Ruth Geedes
Der Wiesenblumenstrauß (Heitere ostpreussische Geschichten)

Vorbemerkung
Von Omi zu Weihnachten bekommen. Omi ist ja in Ostpreußen geboren und aufgewachsen, ehe sie der Krieg in den Westen verschlug. Und irgendwie ist da wohl immer die Sehnsucht nach etwas, das längst nicht mehr da ist oder nur aus der Erinnerung heraus so idyllisch nachschmeckt. Omi möchte eigentlich schon gern mal zurück, aber nicht wirklich. Was sicher besser ist, sonst würde sie sich viele Illusionen zerstören. Außerdem ist Omi schon bald 90...

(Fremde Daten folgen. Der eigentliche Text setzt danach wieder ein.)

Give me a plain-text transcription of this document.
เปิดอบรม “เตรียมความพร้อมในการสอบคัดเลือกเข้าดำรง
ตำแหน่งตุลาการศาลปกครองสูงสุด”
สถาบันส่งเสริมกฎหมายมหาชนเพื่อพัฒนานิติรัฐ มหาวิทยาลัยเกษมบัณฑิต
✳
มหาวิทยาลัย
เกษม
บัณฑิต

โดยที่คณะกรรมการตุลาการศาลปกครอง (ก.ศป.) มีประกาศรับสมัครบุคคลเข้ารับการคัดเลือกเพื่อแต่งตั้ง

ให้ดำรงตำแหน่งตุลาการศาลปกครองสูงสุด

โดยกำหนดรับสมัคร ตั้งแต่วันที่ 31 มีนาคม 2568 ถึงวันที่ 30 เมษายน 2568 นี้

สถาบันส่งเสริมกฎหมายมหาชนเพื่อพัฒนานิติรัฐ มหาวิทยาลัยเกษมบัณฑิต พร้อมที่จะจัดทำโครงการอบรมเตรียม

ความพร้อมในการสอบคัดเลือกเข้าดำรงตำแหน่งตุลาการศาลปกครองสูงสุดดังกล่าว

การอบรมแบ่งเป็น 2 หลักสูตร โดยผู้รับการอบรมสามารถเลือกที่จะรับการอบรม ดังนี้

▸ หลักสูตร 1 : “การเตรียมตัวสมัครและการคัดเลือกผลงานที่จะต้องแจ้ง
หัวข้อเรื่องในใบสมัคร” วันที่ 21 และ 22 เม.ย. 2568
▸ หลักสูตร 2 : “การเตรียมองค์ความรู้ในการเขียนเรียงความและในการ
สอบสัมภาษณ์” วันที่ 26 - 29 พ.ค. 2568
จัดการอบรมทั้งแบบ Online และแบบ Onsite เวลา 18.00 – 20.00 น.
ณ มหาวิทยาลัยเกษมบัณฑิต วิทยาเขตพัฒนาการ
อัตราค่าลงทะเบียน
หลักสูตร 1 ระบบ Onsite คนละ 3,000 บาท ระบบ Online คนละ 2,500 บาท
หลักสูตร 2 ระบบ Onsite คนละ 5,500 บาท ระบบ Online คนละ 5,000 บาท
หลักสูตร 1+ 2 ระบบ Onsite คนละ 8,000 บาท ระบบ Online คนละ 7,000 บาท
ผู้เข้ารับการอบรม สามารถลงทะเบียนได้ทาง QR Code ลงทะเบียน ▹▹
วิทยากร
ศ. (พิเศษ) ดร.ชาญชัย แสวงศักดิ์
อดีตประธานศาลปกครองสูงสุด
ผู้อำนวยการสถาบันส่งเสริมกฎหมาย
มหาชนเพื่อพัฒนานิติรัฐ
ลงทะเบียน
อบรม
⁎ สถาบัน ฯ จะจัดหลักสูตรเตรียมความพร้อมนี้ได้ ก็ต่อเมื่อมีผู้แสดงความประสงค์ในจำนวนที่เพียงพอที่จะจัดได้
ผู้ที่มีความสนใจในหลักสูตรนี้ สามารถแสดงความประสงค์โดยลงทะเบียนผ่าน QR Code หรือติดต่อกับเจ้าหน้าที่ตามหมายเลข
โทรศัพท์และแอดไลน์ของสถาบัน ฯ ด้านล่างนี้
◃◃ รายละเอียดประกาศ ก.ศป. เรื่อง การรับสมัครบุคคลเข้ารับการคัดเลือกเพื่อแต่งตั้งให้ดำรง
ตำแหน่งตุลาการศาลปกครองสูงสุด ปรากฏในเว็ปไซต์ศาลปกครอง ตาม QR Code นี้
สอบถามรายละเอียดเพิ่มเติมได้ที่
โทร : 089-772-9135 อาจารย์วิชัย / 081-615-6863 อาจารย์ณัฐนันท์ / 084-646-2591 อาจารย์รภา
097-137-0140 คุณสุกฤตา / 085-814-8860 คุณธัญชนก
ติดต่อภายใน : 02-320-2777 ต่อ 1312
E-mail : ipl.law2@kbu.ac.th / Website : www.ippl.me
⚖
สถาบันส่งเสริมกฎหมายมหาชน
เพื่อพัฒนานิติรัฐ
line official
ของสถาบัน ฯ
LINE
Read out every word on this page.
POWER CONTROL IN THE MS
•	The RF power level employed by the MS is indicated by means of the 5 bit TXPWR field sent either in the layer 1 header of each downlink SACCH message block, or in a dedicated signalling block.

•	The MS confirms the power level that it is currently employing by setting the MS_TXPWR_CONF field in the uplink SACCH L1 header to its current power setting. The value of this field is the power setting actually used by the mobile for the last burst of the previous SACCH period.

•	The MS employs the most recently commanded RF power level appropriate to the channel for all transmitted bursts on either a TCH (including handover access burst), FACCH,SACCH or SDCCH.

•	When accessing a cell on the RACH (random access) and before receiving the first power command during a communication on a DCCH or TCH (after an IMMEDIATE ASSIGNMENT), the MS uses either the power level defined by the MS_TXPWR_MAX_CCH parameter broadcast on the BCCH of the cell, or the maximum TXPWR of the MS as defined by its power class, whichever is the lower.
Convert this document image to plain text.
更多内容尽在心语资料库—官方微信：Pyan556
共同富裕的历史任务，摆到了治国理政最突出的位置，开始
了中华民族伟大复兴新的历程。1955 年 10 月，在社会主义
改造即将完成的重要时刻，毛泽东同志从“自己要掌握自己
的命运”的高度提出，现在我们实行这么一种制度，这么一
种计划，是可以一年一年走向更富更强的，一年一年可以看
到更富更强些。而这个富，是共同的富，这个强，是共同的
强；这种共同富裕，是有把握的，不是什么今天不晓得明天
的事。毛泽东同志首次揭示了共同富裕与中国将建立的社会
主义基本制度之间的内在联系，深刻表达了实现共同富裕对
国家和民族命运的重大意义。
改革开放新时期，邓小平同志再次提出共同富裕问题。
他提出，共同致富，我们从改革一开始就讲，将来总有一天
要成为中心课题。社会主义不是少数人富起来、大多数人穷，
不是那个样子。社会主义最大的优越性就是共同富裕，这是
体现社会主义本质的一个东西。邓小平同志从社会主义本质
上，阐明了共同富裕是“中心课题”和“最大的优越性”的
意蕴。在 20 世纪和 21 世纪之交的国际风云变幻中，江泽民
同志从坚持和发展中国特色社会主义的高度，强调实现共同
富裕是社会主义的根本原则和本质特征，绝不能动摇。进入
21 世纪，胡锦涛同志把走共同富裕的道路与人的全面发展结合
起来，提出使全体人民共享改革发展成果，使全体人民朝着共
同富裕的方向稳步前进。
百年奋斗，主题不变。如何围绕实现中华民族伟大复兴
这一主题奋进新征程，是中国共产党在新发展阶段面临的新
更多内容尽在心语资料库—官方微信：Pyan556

Ich hatte von ihr schon einmal ein Buch mit ostpreußischen Gedichten geschenkt bekommen; mit Gedichten, die ihr die Tränen kommen ließen (vor Rührung) und bei denen ich die Krise bekam. Na gut, das sind zwei Generationen Unterschied... (Für die, die es tatsächlich wissen wollen: Es war ein Gedichtband mit Gedichten von Agnes Miegel. Nachdem ich 3 oder 4 der düsteren, schwülstigen – entschuldige, Omi! – Machwerke gelesen hatte, inspirierte es mich spontan, ihr gleichzutun: „In des Grabes dunkler Kühle, sehn‘ ich mich nach Sommers Schwüle, nach den heißen Tagen hin. Schiet, daß ich gestorben bin.“ Von dem Kaliber waren die also. Nur, Frau Miegels waren ernst gemeint.)

JEDENFALLS:
Trotz aller Vorurteile, die ich da habe, hat mir dieses Buch gefallen.
Die Vorurteile sind dergestalt, daß ich da aufhorche und immer den Beigeschmack des ewig gestrigen empfinde. Des: "Ach, du lieb Heimatland" und "Hätten wir das nur wieder." und ähnliches. Sowas kann ich nicht ab.
Komischerweise ist das hier aber nicht der Fall. Es handelt sich um nette kleine Geschichten aus dem Alltag vor etwa 80 bis 100 Jahren, schätzungsweise. Aufm Land, im Dorf, in der Universitätsstadt Königsberg (heute Kaliningrad, PL).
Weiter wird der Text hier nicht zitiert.